The Regulator welcomes Frye Gaillard, author of A Hard Rain: America in the 1960s, Our Decade of Hope, Possibility, and Innocence Lost, for a reading and book signing
A Hard Rain is Frye Gaillard’s magnum opus, a magnificent memoir-cum-work-of-history. This is a sweeping account of the 1960s, told year by year, in which he touches on social unrest, black power, women’s liberation, the War in Vietnam and the protests against it. But he also examines the cultural manifestations of change – music, literature, art, religion, and science.

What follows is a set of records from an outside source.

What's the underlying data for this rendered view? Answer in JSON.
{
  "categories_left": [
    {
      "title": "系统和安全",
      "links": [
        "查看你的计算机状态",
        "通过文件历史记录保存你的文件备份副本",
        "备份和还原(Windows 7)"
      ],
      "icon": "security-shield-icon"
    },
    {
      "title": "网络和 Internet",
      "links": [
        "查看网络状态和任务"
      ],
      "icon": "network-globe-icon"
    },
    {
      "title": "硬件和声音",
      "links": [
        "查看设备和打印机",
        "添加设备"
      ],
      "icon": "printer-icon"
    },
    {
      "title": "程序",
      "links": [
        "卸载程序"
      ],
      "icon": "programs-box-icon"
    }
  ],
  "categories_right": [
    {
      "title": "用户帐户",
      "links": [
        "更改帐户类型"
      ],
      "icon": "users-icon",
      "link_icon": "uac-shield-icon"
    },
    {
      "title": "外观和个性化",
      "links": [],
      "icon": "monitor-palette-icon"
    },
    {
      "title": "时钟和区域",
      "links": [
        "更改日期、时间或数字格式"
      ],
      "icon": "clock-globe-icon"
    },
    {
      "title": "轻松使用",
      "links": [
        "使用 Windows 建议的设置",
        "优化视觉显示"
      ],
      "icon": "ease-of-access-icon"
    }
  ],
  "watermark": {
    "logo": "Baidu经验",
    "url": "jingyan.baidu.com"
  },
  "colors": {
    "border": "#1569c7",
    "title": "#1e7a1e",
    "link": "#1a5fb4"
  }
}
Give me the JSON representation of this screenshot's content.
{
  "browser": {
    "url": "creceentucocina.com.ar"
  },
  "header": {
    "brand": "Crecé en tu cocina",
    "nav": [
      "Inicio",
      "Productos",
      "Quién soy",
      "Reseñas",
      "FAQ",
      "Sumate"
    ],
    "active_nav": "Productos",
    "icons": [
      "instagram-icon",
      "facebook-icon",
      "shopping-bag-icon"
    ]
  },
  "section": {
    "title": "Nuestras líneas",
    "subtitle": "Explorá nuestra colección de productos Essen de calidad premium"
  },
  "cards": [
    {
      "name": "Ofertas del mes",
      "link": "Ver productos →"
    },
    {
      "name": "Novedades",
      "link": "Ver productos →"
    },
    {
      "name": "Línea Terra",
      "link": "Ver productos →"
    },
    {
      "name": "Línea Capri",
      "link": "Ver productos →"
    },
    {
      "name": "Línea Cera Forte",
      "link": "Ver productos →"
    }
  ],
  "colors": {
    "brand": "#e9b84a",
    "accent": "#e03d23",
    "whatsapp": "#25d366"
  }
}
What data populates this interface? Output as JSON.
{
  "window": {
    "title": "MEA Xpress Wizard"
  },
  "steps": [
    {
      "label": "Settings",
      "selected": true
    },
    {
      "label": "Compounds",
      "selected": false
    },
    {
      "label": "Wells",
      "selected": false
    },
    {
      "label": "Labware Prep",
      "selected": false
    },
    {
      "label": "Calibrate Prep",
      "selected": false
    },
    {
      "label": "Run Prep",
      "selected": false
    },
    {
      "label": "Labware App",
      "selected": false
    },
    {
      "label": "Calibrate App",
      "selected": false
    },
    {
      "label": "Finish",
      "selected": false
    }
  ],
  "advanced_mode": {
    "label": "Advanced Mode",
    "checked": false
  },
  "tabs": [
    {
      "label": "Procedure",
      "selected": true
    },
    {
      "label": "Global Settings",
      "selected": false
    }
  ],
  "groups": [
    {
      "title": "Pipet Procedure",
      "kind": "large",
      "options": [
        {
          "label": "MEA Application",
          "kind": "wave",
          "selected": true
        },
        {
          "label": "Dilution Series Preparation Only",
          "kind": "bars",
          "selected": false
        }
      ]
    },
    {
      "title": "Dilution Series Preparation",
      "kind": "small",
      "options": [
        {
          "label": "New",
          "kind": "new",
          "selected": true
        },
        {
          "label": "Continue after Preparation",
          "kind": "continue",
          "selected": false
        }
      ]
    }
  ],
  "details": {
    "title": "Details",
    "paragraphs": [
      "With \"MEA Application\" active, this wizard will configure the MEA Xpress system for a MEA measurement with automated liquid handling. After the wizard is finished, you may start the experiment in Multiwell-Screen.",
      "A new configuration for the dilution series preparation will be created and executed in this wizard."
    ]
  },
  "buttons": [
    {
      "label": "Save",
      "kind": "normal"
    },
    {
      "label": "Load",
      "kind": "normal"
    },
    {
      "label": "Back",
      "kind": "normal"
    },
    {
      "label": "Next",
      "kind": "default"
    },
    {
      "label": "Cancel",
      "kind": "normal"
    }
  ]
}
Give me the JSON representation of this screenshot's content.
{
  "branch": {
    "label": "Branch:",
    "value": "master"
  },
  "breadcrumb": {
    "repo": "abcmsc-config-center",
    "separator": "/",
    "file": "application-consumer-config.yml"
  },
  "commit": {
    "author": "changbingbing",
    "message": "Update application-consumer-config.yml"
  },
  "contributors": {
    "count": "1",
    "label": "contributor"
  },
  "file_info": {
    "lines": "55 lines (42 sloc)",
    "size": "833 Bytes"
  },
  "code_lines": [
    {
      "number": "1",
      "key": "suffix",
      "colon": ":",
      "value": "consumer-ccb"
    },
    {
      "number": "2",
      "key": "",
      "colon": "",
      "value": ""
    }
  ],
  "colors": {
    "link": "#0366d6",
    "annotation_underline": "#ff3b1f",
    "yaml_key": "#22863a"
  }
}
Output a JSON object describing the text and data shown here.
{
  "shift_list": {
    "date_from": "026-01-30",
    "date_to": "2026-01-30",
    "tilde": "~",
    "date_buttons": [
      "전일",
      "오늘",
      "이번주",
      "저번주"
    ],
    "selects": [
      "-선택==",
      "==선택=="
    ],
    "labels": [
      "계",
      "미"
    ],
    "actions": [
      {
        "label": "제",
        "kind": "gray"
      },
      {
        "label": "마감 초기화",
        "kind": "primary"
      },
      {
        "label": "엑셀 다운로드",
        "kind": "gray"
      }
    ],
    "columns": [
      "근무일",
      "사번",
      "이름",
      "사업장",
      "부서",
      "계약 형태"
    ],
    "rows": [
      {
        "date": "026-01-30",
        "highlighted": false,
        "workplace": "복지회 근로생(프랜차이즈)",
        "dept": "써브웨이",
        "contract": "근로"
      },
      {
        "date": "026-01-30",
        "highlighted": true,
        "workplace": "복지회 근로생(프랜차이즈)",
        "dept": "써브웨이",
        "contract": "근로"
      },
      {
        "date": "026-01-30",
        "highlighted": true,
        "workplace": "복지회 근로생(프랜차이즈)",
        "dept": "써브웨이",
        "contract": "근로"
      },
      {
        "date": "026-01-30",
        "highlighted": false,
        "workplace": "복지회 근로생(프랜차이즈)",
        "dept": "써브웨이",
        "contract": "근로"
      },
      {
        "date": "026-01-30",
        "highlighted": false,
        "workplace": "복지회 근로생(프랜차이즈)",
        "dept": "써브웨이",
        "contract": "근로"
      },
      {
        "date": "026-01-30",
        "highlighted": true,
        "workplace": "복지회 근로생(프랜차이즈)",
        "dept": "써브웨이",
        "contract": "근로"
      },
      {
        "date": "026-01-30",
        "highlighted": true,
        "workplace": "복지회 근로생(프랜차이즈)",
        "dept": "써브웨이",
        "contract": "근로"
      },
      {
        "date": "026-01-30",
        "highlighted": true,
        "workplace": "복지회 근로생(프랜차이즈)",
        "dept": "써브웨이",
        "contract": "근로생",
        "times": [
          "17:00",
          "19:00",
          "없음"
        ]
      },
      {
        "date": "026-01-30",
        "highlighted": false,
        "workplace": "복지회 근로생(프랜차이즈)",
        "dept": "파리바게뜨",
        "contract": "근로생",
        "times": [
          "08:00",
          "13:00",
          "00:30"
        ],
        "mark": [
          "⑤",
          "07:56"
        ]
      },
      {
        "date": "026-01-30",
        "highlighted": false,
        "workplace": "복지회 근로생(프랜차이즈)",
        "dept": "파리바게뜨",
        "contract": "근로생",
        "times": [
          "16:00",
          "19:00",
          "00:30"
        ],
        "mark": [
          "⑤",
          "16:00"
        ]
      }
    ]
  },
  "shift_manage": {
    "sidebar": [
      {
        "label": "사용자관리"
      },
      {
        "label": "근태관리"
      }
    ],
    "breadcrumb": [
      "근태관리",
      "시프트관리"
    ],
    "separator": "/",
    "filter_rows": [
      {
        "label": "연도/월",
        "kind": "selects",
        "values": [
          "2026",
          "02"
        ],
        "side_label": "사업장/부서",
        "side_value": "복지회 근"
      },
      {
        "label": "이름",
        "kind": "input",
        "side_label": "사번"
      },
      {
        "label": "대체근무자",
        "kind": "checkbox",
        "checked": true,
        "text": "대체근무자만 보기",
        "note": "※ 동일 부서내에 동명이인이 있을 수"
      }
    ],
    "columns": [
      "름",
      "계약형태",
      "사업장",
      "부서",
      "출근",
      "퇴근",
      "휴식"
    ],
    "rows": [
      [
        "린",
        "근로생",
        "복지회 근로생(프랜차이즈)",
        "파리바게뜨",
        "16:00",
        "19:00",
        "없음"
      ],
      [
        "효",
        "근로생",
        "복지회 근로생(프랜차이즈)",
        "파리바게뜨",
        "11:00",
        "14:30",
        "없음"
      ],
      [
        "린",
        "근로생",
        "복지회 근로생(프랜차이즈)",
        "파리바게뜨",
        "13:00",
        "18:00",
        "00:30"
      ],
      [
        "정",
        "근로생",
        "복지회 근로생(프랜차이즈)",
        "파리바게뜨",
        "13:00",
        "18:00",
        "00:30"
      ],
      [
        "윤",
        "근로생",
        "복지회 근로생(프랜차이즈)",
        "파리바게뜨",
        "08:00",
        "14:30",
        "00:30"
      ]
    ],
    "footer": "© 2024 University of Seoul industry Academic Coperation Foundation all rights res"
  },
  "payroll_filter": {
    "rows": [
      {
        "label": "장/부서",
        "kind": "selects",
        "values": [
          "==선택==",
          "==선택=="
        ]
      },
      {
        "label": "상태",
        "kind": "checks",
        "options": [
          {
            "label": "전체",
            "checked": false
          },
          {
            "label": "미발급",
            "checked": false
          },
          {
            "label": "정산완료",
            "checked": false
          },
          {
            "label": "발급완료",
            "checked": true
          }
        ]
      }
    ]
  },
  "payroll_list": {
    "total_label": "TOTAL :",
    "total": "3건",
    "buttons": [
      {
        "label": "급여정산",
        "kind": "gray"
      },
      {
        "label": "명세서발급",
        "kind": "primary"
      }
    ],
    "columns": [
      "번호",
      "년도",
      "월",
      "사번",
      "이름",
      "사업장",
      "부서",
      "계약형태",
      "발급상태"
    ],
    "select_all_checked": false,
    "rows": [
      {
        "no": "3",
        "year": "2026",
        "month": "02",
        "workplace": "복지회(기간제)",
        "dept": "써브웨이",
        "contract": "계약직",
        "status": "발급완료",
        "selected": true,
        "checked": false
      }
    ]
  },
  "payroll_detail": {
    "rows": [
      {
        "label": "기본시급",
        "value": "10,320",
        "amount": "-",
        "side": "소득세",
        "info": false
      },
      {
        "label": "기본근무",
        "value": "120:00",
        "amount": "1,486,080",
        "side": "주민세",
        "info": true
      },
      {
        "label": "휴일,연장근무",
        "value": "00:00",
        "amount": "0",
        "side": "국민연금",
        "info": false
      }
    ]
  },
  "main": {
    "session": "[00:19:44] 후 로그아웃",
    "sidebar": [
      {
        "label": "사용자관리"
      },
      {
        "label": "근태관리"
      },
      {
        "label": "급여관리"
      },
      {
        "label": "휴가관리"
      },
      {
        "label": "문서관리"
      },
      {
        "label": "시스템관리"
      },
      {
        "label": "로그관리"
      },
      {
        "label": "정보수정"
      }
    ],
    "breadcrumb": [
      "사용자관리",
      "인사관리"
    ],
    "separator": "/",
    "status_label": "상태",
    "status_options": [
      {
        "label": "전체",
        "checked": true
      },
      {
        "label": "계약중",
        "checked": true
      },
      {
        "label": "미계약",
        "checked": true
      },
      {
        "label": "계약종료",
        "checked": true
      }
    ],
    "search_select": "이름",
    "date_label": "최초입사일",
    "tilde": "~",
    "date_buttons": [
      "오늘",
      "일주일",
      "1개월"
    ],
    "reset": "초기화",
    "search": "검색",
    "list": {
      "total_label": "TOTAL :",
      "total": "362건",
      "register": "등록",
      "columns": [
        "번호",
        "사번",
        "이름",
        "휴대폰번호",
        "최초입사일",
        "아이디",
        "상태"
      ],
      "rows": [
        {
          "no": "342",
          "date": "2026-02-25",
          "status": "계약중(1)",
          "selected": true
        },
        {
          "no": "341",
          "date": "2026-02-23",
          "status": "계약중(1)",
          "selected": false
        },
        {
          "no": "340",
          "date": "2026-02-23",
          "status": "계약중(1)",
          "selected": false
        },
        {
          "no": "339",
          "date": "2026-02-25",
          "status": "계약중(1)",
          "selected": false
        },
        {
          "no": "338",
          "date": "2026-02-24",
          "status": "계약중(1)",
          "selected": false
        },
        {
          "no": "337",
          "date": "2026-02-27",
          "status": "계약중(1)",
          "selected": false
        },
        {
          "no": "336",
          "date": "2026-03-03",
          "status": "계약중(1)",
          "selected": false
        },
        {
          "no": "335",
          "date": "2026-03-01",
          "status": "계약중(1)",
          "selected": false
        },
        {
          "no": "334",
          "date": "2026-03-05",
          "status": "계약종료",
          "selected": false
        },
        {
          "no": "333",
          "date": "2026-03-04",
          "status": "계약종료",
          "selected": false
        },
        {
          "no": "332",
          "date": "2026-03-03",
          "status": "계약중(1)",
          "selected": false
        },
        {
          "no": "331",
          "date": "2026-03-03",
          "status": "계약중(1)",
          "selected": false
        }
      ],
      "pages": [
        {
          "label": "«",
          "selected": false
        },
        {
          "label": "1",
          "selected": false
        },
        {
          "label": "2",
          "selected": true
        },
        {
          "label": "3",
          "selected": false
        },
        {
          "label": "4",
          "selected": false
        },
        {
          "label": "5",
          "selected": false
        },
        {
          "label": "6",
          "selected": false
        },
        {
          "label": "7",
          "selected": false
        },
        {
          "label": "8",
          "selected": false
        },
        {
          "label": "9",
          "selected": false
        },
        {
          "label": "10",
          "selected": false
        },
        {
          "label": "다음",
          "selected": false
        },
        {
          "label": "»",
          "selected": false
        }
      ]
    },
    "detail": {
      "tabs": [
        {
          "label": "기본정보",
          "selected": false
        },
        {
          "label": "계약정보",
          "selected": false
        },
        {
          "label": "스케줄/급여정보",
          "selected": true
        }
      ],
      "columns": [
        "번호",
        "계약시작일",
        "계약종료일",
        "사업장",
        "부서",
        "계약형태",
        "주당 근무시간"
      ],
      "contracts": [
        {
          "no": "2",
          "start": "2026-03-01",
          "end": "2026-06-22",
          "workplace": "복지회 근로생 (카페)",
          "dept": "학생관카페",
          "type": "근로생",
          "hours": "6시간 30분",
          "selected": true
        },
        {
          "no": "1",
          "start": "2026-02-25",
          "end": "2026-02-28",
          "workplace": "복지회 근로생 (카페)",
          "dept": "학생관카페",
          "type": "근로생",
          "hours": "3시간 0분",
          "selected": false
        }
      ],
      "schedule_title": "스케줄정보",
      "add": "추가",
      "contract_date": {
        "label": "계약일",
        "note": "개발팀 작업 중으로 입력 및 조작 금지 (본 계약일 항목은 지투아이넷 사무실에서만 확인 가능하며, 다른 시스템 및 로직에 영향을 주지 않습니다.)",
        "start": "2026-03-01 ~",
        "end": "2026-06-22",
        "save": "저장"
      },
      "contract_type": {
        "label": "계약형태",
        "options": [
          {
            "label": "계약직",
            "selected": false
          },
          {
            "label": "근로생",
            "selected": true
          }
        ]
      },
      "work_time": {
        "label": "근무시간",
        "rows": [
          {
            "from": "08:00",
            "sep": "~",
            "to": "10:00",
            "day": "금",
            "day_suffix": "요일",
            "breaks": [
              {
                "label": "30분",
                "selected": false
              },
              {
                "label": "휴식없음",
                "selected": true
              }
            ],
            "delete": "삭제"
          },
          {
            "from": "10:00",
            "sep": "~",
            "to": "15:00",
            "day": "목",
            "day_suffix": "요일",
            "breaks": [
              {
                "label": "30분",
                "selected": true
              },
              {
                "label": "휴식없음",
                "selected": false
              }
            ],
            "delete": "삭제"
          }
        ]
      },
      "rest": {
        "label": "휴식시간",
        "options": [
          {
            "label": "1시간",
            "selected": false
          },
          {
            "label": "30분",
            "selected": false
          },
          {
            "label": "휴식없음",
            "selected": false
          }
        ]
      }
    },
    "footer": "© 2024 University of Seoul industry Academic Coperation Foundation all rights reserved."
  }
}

"Journalist Gaillard offers a comprehensive history of the 1960s that traces the decade’s fateful arc from its optimistic beginning— embodied in John F. Kennedy’s inaugural promise of a “new frontier” —to its end, traumatized by the assassinations of JFK, Martin Luther King Jr., and Robert Kennedy, as well as the Vietnam War. . . . Older readers will find this a sobering retrospective, and for those who didn’t live through the ’60s, it’s an enlightening picture of America at a historic juncture.” -- PW Starred Review
Frye Gaillard is an award-winning journalist with over 20 published works on Southern history and culture, including Watermelon Wine; Cradle of Freedom: Alabama and the Movement that Changed America; The Books That Mattered: A Reader's Memoir; Journey to the Wilderness: War, Memory, and a Southern Family's Civil War Letters; and, most recently, Go South to Freedom. Writer-in-residence at the University of South Alabama, he is also John Egerton Scholar in Residence at the Southern Foodways Alliance at the University of Missisippi. He is the winner of the Clarence Cason Award for Nonfiction Writing, the Lillian Smith Book Award, and the Eugene Current-Garcia Award For Distinction in Literary Scholarship.